T_D #4: Via Lewandowsky
GOOD GOD (Box)
The words in the form of a work with neon was completed in 2018. The apparently defective ‘O’ in the word ‘GOOD’ links the words GOOD and GOD with one another in a succinct and entirely unpretentious manner. This deconstructed construct uses an artistic intervention to reflect on common conceptions of a phrase and the statements that are tied to them. The exclamation “good God” is among the most popular forms of addressing God among believers and atheists alike. So the minor ‘defect’ in a neon sign with lettering can draw attention to a major philosophical problem: the issue of theodicy. It is the eternal question of the conflict between the one God who is infinitely perfect, and the suffering in the world. So this question is posed to everybody who sees the sign and reads it.
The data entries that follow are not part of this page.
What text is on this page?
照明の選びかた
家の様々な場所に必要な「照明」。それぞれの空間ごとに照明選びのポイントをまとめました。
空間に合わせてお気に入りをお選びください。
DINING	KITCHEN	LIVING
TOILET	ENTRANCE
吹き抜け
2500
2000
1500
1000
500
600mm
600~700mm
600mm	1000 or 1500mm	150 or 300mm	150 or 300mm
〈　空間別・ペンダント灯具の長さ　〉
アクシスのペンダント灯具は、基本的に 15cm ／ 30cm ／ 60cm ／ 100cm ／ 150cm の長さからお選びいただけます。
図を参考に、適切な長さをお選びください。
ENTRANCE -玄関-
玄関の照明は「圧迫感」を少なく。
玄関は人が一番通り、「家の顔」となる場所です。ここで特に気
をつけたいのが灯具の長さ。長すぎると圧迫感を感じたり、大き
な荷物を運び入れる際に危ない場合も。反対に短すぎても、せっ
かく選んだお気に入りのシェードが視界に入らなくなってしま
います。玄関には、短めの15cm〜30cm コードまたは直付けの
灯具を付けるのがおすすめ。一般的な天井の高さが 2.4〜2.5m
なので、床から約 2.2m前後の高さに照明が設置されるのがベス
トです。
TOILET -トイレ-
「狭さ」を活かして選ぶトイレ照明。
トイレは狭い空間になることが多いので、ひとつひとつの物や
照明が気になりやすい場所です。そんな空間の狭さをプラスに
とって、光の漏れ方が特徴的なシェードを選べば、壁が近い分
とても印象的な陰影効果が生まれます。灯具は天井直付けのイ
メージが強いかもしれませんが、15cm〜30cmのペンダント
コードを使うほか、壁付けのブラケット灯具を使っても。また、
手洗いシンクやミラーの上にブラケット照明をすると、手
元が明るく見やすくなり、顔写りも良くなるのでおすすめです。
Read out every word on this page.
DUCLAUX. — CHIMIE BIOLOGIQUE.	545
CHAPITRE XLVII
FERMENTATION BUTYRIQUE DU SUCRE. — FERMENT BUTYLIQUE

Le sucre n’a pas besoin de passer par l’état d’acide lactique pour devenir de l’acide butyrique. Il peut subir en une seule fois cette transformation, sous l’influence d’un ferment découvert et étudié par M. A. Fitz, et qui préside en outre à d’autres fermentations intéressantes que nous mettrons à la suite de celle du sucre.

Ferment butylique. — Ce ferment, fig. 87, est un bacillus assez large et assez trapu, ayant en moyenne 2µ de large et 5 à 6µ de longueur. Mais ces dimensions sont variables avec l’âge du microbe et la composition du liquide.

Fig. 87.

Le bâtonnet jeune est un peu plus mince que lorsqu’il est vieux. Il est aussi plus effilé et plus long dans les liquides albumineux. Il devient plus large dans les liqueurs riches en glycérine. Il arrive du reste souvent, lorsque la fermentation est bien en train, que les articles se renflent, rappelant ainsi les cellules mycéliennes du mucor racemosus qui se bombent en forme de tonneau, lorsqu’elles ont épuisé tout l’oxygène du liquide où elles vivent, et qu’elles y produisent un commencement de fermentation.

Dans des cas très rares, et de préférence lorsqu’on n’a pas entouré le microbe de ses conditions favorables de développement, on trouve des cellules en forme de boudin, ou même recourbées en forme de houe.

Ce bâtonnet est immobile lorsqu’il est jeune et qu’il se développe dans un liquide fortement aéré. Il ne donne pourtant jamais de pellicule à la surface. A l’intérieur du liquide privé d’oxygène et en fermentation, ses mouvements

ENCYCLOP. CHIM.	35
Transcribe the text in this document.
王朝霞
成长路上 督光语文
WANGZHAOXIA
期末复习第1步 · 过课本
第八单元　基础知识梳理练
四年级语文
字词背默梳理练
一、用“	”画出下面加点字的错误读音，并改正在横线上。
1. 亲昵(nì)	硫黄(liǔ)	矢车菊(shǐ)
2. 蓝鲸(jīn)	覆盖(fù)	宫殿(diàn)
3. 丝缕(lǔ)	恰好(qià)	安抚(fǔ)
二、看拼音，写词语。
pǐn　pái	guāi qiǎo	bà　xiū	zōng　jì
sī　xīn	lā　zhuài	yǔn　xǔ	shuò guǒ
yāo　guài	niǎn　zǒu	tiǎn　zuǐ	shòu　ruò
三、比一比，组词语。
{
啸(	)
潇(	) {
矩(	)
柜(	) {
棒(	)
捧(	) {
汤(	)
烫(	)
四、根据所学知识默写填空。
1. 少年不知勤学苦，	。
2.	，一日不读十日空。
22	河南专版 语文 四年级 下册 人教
Ende vom Lied [The End of the Story]
A guitar ‘tuned’ significantly too tautly is inspired by the political impact of the instrument for itinerant youths, the singing and protest movement, in the rock ‘n’ roll and hippie contexts, and in general in all soft as well as hard ways of playing the guitar. Adding a curve to the guitar through the application of excessive tension is a reaction to media images of political censorship and the suppression of freedom of expression — as exemplified by the Wolf Biermann case in 1976, when a dissident singer-songwriter was forbidden from returning home to the GDR, which could be regarded as marking the beginning of the end of the East German regime. (Jonathan Quinn)
Don’t Cry
The performance of a short clip from a concert by Guns N’ Roses in the cassette compartment of a once popular model of cassette recorder is a contribution on the culture of fandom in Pop Music. The pimped-up taperecorder awakens from its silent existence to play the opening and the close of the song Don’t Cry while a light and fog show is emitted from the cassette compartment. The concert cited from the Use Your Illusion Tour, which was the longest tour in the history of rock, was held in Tokyo in 1992.